KPN start met vrije modemkeuze. De internetaanbieder helpt klanten die een eigen modem willen gebruiken in plaats van de Experia Box, op weg. KPN benadrukt echter dat het niet verantwoordelijk of aansprakelijk is bij problemen.
KPN heeft een pagina online gezet met informatie over het beleid omtrent vrije modemkeuze voor klanten die niet de Experia Box, maar een alternatieve modem/router willen gebruiken. Het bedrijf geeft de instellingen die nodig zijn om van internet, interactieve tv en telefonie gebruik te kunnen maken via andere modems. Dit kan voor klanten die een adsl2-, vdsl2-, vplus- of glasvezelverbinding hebben.
KPN benadrukt dat klanten goed moeten kijken naar de specificaties van hun alternatieve modem en het bedrijf adviseert een apparaat met ondersteuning voor vvdsl, bonded vectoring vdsl en vplus te gebruiken. Ook wijst het erop dat de gebruiker zelf verantwoordelijk is voor het instellen van zijn eigen modem en dat het bedrijf daar niet voor aansprakelijk is.
"Daarnaast bieden wij bij het gebruik van een eigen modem geen installatiemonteur aan en kunnen we je modem niet op afstand optimaliseren", aldus het bedrijf. Verder waarschuwt de isp dat niet alle diensten ondersteund worden in combinatie met alternatieve apparatuur, zoals FON en Sneller Internet Buitengebied.

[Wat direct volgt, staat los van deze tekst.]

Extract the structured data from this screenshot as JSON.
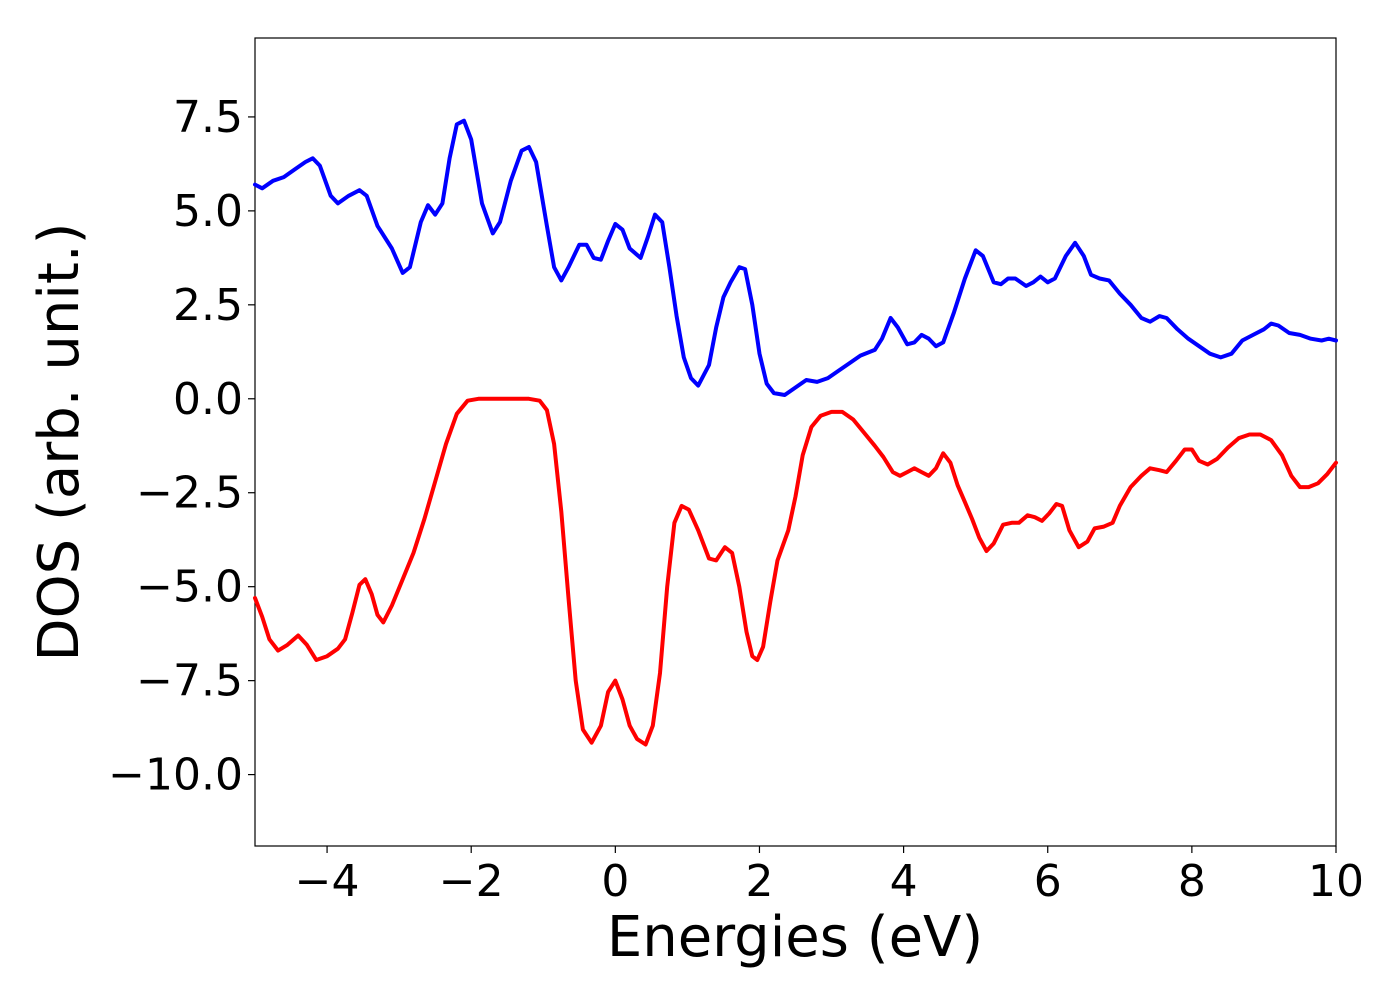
{
  "chart_data": {
    "type": "line",
    "title": "",
    "xlabel": "Energies (eV)",
    "ylabel": "DOS (arb. unit.)",
    "xlim": [
      -5,
      10
    ],
    "ylim": [
      -11.9,
      9.6
    ],
    "xticks": [
      -4,
      -2,
      0,
      2,
      4,
      6,
      8,
      10
    ],
    "xtick_labels": [
      "−4",
      "−2",
      "0",
      "2",
      "4",
      "6",
      "8",
      "10"
    ],
    "yticks": [
      7.5,
      5.0,
      2.5,
      0.0,
      -2.5,
      -5.0,
      -7.5,
      -10.0
    ],
    "ytick_labels": [
      "7.5",
      "5.0",
      "2.5",
      "0.0",
      "−2.5",
      "−5.0",
      "−7.5",
      "−10.0"
    ],
    "grid": false,
    "legend": "none",
    "series": [
      {
        "color": "#0000ff",
        "points": [
          [
            -5.0,
            5.7
          ],
          [
            -4.9,
            5.6
          ],
          [
            -4.75,
            5.8
          ],
          [
            -4.6,
            5.9
          ],
          [
            -4.45,
            6.1
          ],
          [
            -4.3,
            6.3
          ],
          [
            -4.2,
            6.4
          ],
          [
            -4.1,
            6.2
          ],
          [
            -3.95,
            5.4
          ],
          [
            -3.85,
            5.2
          ],
          [
            -3.7,
            5.4
          ],
          [
            -3.55,
            5.55
          ],
          [
            -3.45,
            5.4
          ],
          [
            -3.3,
            4.6
          ],
          [
            -3.1,
            4.0
          ],
          [
            -2.95,
            3.35
          ],
          [
            -2.85,
            3.5
          ],
          [
            -2.7,
            4.7
          ],
          [
            -2.6,
            5.15
          ],
          [
            -2.5,
            4.9
          ],
          [
            -2.4,
            5.2
          ],
          [
            -2.3,
            6.4
          ],
          [
            -2.2,
            7.3
          ],
          [
            -2.1,
            7.4
          ],
          [
            -2.0,
            6.9
          ],
          [
            -1.85,
            5.2
          ],
          [
            -1.7,
            4.4
          ],
          [
            -1.6,
            4.7
          ],
          [
            -1.45,
            5.8
          ],
          [
            -1.3,
            6.6
          ],
          [
            -1.2,
            6.7
          ],
          [
            -1.1,
            6.3
          ],
          [
            -0.95,
            4.6
          ],
          [
            -0.85,
            3.5
          ],
          [
            -0.75,
            3.15
          ],
          [
            -0.65,
            3.5
          ],
          [
            -0.5,
            4.1
          ],
          [
            -0.4,
            4.1
          ],
          [
            -0.3,
            3.75
          ],
          [
            -0.2,
            3.7
          ],
          [
            -0.1,
            4.2
          ],
          [
            0.0,
            4.65
          ],
          [
            0.1,
            4.5
          ],
          [
            0.2,
            4.0
          ],
          [
            0.35,
            3.75
          ],
          [
            0.45,
            4.3
          ],
          [
            0.55,
            4.9
          ],
          [
            0.65,
            4.7
          ],
          [
            0.75,
            3.5
          ],
          [
            0.85,
            2.2
          ],
          [
            0.95,
            1.1
          ],
          [
            1.05,
            0.55
          ],
          [
            1.15,
            0.35
          ],
          [
            1.3,
            0.9
          ],
          [
            1.4,
            1.9
          ],
          [
            1.5,
            2.7
          ],
          [
            1.6,
            3.1
          ],
          [
            1.72,
            3.5
          ],
          [
            1.8,
            3.45
          ],
          [
            1.9,
            2.5
          ],
          [
            2.0,
            1.2
          ],
          [
            2.1,
            0.4
          ],
          [
            2.2,
            0.15
          ],
          [
            2.35,
            0.1
          ],
          [
            2.5,
            0.3
          ],
          [
            2.65,
            0.5
          ],
          [
            2.8,
            0.45
          ],
          [
            2.95,
            0.55
          ],
          [
            3.1,
            0.75
          ],
          [
            3.25,
            0.95
          ],
          [
            3.4,
            1.15
          ],
          [
            3.6,
            1.3
          ],
          [
            3.7,
            1.6
          ],
          [
            3.82,
            2.15
          ],
          [
            3.92,
            1.9
          ],
          [
            4.05,
            1.45
          ],
          [
            4.15,
            1.5
          ],
          [
            4.25,
            1.7
          ],
          [
            4.35,
            1.6
          ],
          [
            4.45,
            1.4
          ],
          [
            4.55,
            1.5
          ],
          [
            4.7,
            2.3
          ],
          [
            4.85,
            3.2
          ],
          [
            5.0,
            3.95
          ],
          [
            5.1,
            3.8
          ],
          [
            5.25,
            3.1
          ],
          [
            5.35,
            3.05
          ],
          [
            5.45,
            3.2
          ],
          [
            5.55,
            3.2
          ],
          [
            5.7,
            3.0
          ],
          [
            5.8,
            3.1
          ],
          [
            5.9,
            3.25
          ],
          [
            6.0,
            3.1
          ],
          [
            6.1,
            3.2
          ],
          [
            6.25,
            3.8
          ],
          [
            6.38,
            4.15
          ],
          [
            6.5,
            3.8
          ],
          [
            6.6,
            3.3
          ],
          [
            6.72,
            3.2
          ],
          [
            6.85,
            3.15
          ],
          [
            7.0,
            2.8
          ],
          [
            7.15,
            2.5
          ],
          [
            7.3,
            2.15
          ],
          [
            7.42,
            2.05
          ],
          [
            7.55,
            2.2
          ],
          [
            7.65,
            2.15
          ],
          [
            7.8,
            1.85
          ],
          [
            7.95,
            1.6
          ],
          [
            8.1,
            1.4
          ],
          [
            8.25,
            1.2
          ],
          [
            8.4,
            1.1
          ],
          [
            8.55,
            1.2
          ],
          [
            8.7,
            1.55
          ],
          [
            8.85,
            1.7
          ],
          [
            9.0,
            1.85
          ],
          [
            9.1,
            2.0
          ],
          [
            9.2,
            1.95
          ],
          [
            9.35,
            1.75
          ],
          [
            9.5,
            1.7
          ],
          [
            9.65,
            1.6
          ],
          [
            9.8,
            1.55
          ],
          [
            9.9,
            1.6
          ],
          [
            10.0,
            1.55
          ]
        ]
      },
      {
        "color": "#ff0000",
        "points": [
          [
            -5.0,
            -5.3
          ],
          [
            -4.9,
            -5.8
          ],
          [
            -4.8,
            -6.4
          ],
          [
            -4.68,
            -6.7
          ],
          [
            -4.55,
            -6.55
          ],
          [
            -4.4,
            -6.3
          ],
          [
            -4.28,
            -6.55
          ],
          [
            -4.15,
            -6.95
          ],
          [
            -4.0,
            -6.85
          ],
          [
            -3.85,
            -6.65
          ],
          [
            -3.75,
            -6.4
          ],
          [
            -3.65,
            -5.7
          ],
          [
            -3.55,
            -4.95
          ],
          [
            -3.47,
            -4.8
          ],
          [
            -3.38,
            -5.2
          ],
          [
            -3.3,
            -5.75
          ],
          [
            -3.22,
            -5.95
          ],
          [
            -3.1,
            -5.5
          ],
          [
            -2.95,
            -4.8
          ],
          [
            -2.8,
            -4.1
          ],
          [
            -2.65,
            -3.2
          ],
          [
            -2.5,
            -2.2
          ],
          [
            -2.35,
            -1.2
          ],
          [
            -2.2,
            -0.4
          ],
          [
            -2.05,
            -0.05
          ],
          [
            -1.9,
            0.0
          ],
          [
            -1.5,
            0.0
          ],
          [
            -1.2,
            0.0
          ],
          [
            -1.05,
            -0.05
          ],
          [
            -0.95,
            -0.3
          ],
          [
            -0.85,
            -1.2
          ],
          [
            -0.75,
            -3.0
          ],
          [
            -0.65,
            -5.3
          ],
          [
            -0.55,
            -7.5
          ],
          [
            -0.45,
            -8.8
          ],
          [
            -0.33,
            -9.15
          ],
          [
            -0.2,
            -8.7
          ],
          [
            -0.1,
            -7.8
          ],
          [
            0.0,
            -7.5
          ],
          [
            0.1,
            -8.0
          ],
          [
            0.2,
            -8.7
          ],
          [
            0.3,
            -9.05
          ],
          [
            0.42,
            -9.2
          ],
          [
            0.52,
            -8.7
          ],
          [
            0.62,
            -7.3
          ],
          [
            0.72,
            -5.0
          ],
          [
            0.82,
            -3.3
          ],
          [
            0.92,
            -2.85
          ],
          [
            1.02,
            -2.95
          ],
          [
            1.15,
            -3.5
          ],
          [
            1.3,
            -4.25
          ],
          [
            1.4,
            -4.3
          ],
          [
            1.52,
            -3.95
          ],
          [
            1.62,
            -4.1
          ],
          [
            1.72,
            -5.0
          ],
          [
            1.82,
            -6.2
          ],
          [
            1.9,
            -6.85
          ],
          [
            1.97,
            -6.95
          ],
          [
            2.05,
            -6.6
          ],
          [
            2.15,
            -5.4
          ],
          [
            2.25,
            -4.3
          ],
          [
            2.4,
            -3.5
          ],
          [
            2.5,
            -2.6
          ],
          [
            2.6,
            -1.5
          ],
          [
            2.72,
            -0.75
          ],
          [
            2.85,
            -0.45
          ],
          [
            3.0,
            -0.35
          ],
          [
            3.15,
            -0.35
          ],
          [
            3.3,
            -0.55
          ],
          [
            3.45,
            -0.9
          ],
          [
            3.6,
            -1.25
          ],
          [
            3.72,
            -1.55
          ],
          [
            3.85,
            -1.95
          ],
          [
            3.95,
            -2.05
          ],
          [
            4.05,
            -1.95
          ],
          [
            4.15,
            -1.85
          ],
          [
            4.25,
            -1.95
          ],
          [
            4.35,
            -2.05
          ],
          [
            4.45,
            -1.85
          ],
          [
            4.55,
            -1.45
          ],
          [
            4.65,
            -1.7
          ],
          [
            4.75,
            -2.3
          ],
          [
            4.85,
            -2.75
          ],
          [
            4.95,
            -3.2
          ],
          [
            5.05,
            -3.7
          ],
          [
            5.15,
            -4.05
          ],
          [
            5.25,
            -3.85
          ],
          [
            5.38,
            -3.35
          ],
          [
            5.5,
            -3.3
          ],
          [
            5.6,
            -3.3
          ],
          [
            5.72,
            -3.1
          ],
          [
            5.82,
            -3.15
          ],
          [
            5.92,
            -3.25
          ],
          [
            6.02,
            -3.05
          ],
          [
            6.12,
            -2.8
          ],
          [
            6.2,
            -2.85
          ],
          [
            6.3,
            -3.5
          ],
          [
            6.43,
            -3.95
          ],
          [
            6.55,
            -3.8
          ],
          [
            6.65,
            -3.45
          ],
          [
            6.78,
            -3.4
          ],
          [
            6.9,
            -3.3
          ],
          [
            7.0,
            -2.85
          ],
          [
            7.15,
            -2.35
          ],
          [
            7.3,
            -2.05
          ],
          [
            7.42,
            -1.85
          ],
          [
            7.55,
            -1.9
          ],
          [
            7.65,
            -1.95
          ],
          [
            7.78,
            -1.65
          ],
          [
            7.9,
            -1.35
          ],
          [
            8.0,
            -1.35
          ],
          [
            8.1,
            -1.65
          ],
          [
            8.22,
            -1.75
          ],
          [
            8.35,
            -1.6
          ],
          [
            8.5,
            -1.3
          ],
          [
            8.65,
            -1.05
          ],
          [
            8.8,
            -0.95
          ],
          [
            8.95,
            -0.95
          ],
          [
            9.1,
            -1.1
          ],
          [
            9.25,
            -1.5
          ],
          [
            9.38,
            -2.05
          ],
          [
            9.5,
            -2.35
          ],
          [
            9.62,
            -2.35
          ],
          [
            9.75,
            -2.25
          ],
          [
            9.88,
            -2.0
          ],
          [
            10.0,
            -1.7
          ]
        ]
      }
    ]
  }
}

KPN blijft zijn Experia Box in bruikleen leveren, ook als klanten aangeven een eigen modem te willen inzetten. Daarnaast komt er een optie om een FritzBox te huren, voor een meerprijs van 7,49 euro per maand. KPN-merk Xs4all leverde al langer FritzBox-modems aan klanten.

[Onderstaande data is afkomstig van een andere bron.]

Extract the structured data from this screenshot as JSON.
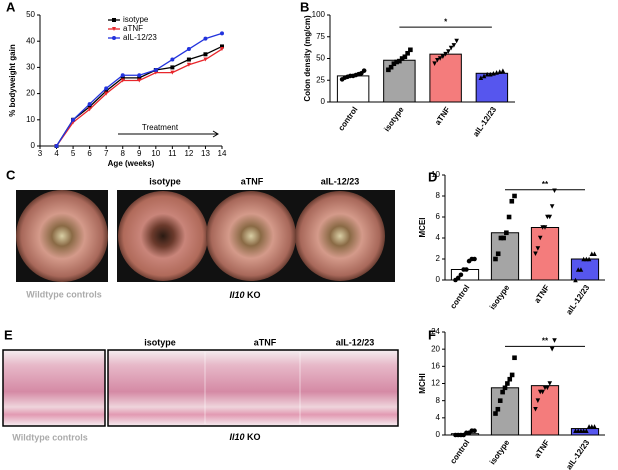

Er is sinds 2008 al Europese regelgeving die lidstaten verplicht om regels in te voeren waarmee consumenten zelf kunnen kiezen welke modem en welke router zij gebruiken. Het duurt in Nederland echter lang voordat de ACM met duidelijke regelgeving op dit gebied komt. Providers gaven in het verleden aan niet blij te zijn met de komst van vrije modemkeuze, omdat ze vinden dat een modem een cruciaal onderdeel van het netwerk is en deze zo buiten hun invloedssfeer komt. De verwachting was dat er in 2018 duidelijkheid zou komen over het onderwerp, maar ook in 2019 bleef een richtlijn van de ACM uit.